Dr. Jekyll oder Mr. Hyde: Wohin steuert Ungarn unter Orbán?

Gastkommentar. Anfang 2011 übernimmt Ungarn den EU-Ratsvorsitz – erste besorgte Stimmen sind zu hören. Aber es gibt auch ein optimistisches Szenario.

Was immer Viktor Orbán ist – er ist, obwohl einer der jüngsten Regierungschefs in der europäischen Geschichte, ein erfahrener Polit-Profi. Zwischen 1998 und 2002 bereits an der Spitze der ungarischen Regierung, hat er ab 2006 – nach seiner zweiten Wahlniederlage – mit einer oft beängstigenden Härte die Schwächen der sozialistisch-liberalen Regierungskoalition genutzt und seiner Partei, den Jungdemokraten (Fidesz), einen Wahltriumph gesichert.

Die linke Opposition ist gedemütigt und wird sicherlich lange brauchen, bis sie dem mit Zweidrittelmehrheit regierenden Orbán wirksam entgegentreten kann.

Eben das ist freilich einer der Punkte, die Sorgen machen: Dem ungarischen Parteiensystem ist die Balance verloren gegangen, die es seit 1990 ausgezeichnet hat.
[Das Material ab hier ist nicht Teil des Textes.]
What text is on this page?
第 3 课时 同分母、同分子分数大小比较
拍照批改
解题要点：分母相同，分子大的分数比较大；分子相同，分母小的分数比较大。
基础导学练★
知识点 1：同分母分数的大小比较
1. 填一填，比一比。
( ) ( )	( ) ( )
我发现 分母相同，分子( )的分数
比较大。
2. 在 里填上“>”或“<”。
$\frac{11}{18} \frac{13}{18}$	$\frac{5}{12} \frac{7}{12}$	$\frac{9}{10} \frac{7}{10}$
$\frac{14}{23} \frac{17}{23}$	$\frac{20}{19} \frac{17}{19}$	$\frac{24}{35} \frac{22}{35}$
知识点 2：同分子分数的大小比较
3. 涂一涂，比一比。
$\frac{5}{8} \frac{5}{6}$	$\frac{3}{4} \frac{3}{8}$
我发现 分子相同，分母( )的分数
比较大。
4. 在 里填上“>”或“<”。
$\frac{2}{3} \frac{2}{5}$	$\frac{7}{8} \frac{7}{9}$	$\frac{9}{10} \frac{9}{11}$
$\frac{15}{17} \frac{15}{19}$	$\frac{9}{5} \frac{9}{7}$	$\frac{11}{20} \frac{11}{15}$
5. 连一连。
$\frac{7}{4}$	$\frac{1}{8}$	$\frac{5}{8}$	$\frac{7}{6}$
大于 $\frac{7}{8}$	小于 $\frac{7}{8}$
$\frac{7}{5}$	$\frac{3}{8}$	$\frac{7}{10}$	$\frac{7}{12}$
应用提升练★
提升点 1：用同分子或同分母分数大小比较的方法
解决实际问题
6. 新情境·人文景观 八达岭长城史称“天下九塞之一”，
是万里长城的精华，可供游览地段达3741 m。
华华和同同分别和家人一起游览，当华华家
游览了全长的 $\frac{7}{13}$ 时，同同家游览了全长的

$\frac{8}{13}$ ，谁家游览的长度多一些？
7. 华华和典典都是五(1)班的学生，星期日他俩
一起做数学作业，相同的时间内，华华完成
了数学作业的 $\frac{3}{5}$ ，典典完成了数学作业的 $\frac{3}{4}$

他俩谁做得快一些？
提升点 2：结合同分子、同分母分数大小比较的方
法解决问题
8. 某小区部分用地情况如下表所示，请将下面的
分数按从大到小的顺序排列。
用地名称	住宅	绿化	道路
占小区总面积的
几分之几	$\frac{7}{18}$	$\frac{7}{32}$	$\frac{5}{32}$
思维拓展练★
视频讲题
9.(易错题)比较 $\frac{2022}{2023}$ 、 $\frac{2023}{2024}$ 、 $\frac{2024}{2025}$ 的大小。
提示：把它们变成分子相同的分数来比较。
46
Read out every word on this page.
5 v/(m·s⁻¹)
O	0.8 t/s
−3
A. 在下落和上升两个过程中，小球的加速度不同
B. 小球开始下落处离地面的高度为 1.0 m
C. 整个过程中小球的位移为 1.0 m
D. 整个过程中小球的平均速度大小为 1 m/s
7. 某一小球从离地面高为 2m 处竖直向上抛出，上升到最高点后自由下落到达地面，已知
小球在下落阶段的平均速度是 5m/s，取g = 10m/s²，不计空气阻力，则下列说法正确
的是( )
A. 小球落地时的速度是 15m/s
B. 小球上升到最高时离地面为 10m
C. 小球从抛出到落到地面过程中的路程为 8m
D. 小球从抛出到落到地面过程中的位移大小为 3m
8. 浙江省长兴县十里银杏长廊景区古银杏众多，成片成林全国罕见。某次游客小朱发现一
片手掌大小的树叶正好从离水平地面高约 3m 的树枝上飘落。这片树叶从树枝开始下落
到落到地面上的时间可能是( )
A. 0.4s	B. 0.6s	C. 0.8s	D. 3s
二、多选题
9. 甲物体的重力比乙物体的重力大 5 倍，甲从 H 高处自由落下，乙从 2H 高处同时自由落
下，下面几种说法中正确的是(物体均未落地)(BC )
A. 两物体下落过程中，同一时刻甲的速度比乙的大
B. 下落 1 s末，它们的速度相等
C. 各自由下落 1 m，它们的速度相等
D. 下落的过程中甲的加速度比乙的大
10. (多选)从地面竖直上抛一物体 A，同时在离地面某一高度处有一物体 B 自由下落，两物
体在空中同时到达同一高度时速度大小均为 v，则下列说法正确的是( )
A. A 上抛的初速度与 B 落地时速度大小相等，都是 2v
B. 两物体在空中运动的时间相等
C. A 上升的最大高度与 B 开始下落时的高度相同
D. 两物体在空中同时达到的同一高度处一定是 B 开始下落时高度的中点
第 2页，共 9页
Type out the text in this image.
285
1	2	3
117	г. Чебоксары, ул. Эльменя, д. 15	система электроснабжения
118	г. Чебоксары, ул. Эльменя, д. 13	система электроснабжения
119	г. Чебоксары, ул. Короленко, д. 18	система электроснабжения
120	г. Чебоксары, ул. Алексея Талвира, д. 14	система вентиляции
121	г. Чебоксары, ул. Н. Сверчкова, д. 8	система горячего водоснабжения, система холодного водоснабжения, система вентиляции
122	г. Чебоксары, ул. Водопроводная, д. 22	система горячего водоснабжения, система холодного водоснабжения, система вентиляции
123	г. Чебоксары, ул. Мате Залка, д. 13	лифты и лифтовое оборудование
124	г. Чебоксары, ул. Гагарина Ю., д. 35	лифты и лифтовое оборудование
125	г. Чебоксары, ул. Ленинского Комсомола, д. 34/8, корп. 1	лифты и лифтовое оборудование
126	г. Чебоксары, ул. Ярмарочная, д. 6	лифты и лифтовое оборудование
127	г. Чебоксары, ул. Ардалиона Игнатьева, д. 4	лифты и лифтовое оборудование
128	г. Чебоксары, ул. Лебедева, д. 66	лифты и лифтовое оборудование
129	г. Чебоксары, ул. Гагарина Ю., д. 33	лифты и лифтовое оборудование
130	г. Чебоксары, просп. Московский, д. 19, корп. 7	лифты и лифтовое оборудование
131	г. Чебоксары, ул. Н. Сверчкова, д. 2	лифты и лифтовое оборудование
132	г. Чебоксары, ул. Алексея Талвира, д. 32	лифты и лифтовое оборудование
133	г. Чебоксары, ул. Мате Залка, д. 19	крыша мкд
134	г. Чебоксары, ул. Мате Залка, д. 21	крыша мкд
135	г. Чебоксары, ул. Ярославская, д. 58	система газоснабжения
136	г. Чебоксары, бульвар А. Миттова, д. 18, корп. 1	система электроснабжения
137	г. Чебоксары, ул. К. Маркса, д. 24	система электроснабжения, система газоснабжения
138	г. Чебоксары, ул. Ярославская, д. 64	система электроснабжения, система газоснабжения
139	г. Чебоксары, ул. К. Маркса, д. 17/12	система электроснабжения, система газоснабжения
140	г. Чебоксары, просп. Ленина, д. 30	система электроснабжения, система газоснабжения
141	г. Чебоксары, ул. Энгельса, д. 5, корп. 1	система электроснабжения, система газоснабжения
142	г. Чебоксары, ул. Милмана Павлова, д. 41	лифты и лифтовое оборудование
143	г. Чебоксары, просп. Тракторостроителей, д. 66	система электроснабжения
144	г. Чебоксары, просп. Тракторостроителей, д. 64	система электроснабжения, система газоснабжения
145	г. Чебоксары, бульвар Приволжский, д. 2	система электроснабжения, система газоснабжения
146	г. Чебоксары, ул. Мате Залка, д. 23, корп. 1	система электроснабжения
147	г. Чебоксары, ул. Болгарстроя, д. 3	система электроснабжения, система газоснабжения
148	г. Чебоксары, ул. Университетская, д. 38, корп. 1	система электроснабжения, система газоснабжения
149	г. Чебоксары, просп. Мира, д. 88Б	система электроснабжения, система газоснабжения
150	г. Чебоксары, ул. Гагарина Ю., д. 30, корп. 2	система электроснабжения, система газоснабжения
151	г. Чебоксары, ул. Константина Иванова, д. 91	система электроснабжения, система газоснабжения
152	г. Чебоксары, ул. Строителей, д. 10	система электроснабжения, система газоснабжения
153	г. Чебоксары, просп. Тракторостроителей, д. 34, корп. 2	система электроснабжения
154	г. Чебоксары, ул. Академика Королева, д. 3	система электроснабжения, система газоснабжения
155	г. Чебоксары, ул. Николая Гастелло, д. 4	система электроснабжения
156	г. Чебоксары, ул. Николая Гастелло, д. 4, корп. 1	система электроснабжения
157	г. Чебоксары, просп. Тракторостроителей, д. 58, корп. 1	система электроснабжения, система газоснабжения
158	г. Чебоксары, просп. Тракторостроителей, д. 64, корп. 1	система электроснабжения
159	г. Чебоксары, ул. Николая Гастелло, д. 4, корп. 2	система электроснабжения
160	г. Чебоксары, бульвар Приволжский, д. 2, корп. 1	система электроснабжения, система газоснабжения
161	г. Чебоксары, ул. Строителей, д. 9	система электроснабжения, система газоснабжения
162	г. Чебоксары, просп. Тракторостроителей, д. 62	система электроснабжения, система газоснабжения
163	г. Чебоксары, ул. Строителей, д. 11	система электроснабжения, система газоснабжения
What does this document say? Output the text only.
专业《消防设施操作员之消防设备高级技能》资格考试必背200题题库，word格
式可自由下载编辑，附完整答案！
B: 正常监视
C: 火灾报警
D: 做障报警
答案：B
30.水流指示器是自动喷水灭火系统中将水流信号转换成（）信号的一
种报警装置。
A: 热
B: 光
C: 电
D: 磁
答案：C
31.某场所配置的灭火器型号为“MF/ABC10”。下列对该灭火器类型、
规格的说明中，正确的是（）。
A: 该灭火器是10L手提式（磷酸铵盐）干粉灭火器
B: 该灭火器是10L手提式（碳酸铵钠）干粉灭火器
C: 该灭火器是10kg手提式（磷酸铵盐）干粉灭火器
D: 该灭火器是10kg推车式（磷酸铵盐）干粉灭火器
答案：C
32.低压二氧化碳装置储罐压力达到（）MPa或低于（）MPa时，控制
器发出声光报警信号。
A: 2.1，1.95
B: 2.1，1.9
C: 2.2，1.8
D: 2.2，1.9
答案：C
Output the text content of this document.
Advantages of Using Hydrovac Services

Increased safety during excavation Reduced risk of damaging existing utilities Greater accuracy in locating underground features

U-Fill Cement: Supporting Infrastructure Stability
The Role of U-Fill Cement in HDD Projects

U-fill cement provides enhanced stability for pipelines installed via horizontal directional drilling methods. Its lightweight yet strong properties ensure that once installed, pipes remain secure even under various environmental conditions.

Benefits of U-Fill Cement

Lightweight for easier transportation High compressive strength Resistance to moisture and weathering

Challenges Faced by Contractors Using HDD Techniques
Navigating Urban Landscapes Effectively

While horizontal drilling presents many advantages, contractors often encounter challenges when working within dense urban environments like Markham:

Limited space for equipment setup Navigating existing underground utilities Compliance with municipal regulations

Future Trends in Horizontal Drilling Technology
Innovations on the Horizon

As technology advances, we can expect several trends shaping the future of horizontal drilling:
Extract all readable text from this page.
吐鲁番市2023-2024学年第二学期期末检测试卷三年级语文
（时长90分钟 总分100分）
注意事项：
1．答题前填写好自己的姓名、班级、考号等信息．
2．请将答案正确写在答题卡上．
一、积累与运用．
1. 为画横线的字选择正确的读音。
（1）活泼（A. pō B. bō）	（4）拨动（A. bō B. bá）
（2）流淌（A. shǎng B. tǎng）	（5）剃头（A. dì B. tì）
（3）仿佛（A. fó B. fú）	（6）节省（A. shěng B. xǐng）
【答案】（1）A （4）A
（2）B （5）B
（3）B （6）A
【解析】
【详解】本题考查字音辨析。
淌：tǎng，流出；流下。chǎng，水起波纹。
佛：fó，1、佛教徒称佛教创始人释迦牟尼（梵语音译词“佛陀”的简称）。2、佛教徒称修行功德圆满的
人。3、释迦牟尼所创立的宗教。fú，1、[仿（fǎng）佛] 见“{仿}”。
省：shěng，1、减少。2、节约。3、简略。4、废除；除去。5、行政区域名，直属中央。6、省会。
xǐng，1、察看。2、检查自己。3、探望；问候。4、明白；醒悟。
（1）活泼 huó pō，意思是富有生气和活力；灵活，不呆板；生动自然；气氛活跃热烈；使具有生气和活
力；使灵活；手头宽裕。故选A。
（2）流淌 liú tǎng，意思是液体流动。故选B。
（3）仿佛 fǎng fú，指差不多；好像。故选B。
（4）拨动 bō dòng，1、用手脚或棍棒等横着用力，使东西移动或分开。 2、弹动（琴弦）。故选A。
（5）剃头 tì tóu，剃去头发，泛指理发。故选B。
Orbán hat auch schon angekündigt, dass er seine Mehrheit zur Änderung der Verfassung nützen wird. Und die Art und Weise, mit der Ungarns Ministerpräsident seinen Wahlsieg interpretiert, muss auf Widerspruch stoßen: Orbán sieht 2010 als das Jahr einer Wende, einer Transformation, die Ungarn – endlich – auf den richtigen Weg führt.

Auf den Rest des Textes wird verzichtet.